When students arrived, they could choose a seat anywhere.  I had desks arranged into four groups of seven and one seating cluster of four desks.  Once students were seated, I passed out numbered task cards so that we formed “birds of feather” clusters.  Students could move anywhere in the room to work with their fellow assigned task card group members and collaborate on answers to the questions on the task card for about 20 minutes.  For example, if you received Task Card 2, you met up and worked with fellow Task Card 2 recipients.
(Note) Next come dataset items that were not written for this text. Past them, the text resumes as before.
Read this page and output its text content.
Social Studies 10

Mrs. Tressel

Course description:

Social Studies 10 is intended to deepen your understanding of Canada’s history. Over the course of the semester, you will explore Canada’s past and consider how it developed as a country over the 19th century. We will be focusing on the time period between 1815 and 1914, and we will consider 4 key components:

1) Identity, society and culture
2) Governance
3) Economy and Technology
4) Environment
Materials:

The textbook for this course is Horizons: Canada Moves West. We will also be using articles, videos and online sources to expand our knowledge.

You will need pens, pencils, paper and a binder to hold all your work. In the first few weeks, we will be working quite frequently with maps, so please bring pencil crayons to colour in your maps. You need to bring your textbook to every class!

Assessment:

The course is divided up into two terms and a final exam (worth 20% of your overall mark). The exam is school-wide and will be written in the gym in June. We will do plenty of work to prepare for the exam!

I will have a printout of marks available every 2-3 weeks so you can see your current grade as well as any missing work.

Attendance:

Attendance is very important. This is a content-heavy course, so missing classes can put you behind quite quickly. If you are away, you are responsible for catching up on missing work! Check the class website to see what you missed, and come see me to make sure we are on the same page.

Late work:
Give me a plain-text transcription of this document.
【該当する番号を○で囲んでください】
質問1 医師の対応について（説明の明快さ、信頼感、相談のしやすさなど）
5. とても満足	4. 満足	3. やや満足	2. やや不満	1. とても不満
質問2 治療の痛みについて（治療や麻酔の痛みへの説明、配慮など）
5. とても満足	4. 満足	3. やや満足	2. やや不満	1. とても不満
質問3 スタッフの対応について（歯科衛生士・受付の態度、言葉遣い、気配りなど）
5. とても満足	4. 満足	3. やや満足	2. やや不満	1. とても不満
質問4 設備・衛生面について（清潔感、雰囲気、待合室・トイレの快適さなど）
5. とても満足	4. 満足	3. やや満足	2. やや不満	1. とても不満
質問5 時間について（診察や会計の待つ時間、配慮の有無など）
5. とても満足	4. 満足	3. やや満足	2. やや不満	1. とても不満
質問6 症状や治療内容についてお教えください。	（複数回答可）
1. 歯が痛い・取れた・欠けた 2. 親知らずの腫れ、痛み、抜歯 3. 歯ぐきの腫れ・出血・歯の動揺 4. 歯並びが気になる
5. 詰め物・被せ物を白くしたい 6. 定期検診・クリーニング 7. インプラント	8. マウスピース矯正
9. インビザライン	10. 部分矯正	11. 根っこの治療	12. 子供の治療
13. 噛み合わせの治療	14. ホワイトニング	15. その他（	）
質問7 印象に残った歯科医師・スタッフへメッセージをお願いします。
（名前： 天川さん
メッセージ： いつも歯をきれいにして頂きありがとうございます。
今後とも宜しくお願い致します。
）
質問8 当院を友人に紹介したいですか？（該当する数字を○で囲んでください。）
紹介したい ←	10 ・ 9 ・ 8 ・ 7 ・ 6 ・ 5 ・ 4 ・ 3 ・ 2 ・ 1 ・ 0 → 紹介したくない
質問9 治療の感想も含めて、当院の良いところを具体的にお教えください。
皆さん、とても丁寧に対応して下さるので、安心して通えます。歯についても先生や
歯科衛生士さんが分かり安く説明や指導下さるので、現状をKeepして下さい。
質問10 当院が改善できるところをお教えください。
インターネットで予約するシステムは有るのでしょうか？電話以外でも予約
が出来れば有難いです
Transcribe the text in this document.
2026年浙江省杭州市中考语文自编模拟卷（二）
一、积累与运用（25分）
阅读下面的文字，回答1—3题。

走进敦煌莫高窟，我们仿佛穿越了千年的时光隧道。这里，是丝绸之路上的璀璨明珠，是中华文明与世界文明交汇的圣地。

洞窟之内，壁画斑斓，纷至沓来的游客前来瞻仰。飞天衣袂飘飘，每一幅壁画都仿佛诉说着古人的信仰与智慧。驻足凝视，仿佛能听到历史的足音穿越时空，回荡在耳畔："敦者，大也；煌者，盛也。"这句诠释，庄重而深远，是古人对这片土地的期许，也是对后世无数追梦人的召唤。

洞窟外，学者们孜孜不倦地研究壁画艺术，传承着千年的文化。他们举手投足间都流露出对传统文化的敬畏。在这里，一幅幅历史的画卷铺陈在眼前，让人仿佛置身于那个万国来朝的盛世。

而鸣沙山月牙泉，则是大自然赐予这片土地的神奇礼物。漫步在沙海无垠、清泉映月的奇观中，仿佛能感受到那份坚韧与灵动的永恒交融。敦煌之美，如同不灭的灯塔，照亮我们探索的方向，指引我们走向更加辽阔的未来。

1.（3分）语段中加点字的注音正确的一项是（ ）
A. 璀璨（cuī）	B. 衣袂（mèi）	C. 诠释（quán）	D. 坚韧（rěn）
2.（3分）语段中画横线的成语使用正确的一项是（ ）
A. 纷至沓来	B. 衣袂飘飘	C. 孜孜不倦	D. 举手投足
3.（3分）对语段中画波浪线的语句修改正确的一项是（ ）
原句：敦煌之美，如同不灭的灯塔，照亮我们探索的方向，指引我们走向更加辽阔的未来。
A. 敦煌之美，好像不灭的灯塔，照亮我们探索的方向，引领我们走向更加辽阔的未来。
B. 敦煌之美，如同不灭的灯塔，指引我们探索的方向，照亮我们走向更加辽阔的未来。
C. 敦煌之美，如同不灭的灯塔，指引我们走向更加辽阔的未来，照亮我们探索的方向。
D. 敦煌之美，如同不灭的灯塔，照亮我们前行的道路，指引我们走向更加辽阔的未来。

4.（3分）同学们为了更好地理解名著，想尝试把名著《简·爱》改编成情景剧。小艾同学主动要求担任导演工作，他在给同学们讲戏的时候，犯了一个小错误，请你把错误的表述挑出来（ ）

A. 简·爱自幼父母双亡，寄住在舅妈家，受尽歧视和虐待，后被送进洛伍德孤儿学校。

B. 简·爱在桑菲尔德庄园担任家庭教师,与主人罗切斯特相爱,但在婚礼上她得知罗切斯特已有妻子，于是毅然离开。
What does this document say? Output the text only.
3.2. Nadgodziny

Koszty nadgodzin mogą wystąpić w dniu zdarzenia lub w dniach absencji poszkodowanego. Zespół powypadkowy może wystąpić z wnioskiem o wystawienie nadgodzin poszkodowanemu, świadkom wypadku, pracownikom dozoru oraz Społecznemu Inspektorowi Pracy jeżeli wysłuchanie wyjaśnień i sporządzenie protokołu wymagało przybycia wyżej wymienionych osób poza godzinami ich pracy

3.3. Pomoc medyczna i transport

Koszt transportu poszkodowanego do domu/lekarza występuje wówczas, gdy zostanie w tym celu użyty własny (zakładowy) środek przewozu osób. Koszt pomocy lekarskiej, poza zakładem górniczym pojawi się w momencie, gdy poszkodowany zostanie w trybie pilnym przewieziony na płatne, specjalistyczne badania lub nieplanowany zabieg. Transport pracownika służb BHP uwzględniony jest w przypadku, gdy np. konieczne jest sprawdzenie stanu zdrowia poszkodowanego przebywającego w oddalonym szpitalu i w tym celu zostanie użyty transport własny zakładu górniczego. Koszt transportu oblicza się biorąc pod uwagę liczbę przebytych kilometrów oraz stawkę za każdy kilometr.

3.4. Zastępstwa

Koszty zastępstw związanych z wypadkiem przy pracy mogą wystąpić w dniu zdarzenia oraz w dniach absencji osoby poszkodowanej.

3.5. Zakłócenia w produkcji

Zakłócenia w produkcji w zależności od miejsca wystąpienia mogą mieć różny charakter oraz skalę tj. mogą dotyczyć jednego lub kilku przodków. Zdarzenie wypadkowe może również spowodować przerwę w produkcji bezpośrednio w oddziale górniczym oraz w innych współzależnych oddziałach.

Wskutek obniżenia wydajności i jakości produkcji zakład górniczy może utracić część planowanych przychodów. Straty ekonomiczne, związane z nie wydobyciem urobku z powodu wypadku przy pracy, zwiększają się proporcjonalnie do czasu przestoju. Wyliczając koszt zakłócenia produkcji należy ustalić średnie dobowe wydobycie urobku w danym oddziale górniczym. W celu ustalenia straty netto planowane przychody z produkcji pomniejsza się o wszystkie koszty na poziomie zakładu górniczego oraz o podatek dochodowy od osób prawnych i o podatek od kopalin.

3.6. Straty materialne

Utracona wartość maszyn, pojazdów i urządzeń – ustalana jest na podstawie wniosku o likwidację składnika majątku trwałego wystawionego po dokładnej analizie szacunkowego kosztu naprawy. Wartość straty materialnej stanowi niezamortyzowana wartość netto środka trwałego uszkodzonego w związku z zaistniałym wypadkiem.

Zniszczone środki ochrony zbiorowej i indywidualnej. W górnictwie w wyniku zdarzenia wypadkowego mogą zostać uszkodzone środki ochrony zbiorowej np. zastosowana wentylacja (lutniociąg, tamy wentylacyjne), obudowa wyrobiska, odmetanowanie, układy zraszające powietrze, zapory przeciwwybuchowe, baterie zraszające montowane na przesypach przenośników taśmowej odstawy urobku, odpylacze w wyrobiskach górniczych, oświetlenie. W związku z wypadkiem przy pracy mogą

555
Students then broke for lunch; when they returned, we organized ourselves at the seating areas so that someone from each group–Task Cards 1-7–was represented.    They took about 5 minutes to follow these organizational instructions:

We then reviewed the procedures for the jigsaw discussion:

Students then had about 20 or so minutes to participate in the discussions and take notes on what each other had to say.  In spite of growing excitement about a possible early release due to snow, most students stayed on task and made a good faith effort to participate and contribute.

When students finished, they were asked to create a poster based on their discussions and collaborative thinking:

Students then were asked to turn in their task card work plus their jigsaw discussion notes.  Their individual assignment for homework was to compose a paragraph and choose the transcendentalist theme they felt the selection best represented and why; they were asked to provide at least two examples of textual evidence and accompanying commentary to support their response.

What are your favorite small and large group discussion strategies?  How do you scaffold student talk?  How do you nudge those who are reluctant or less than enthusiastic about participating?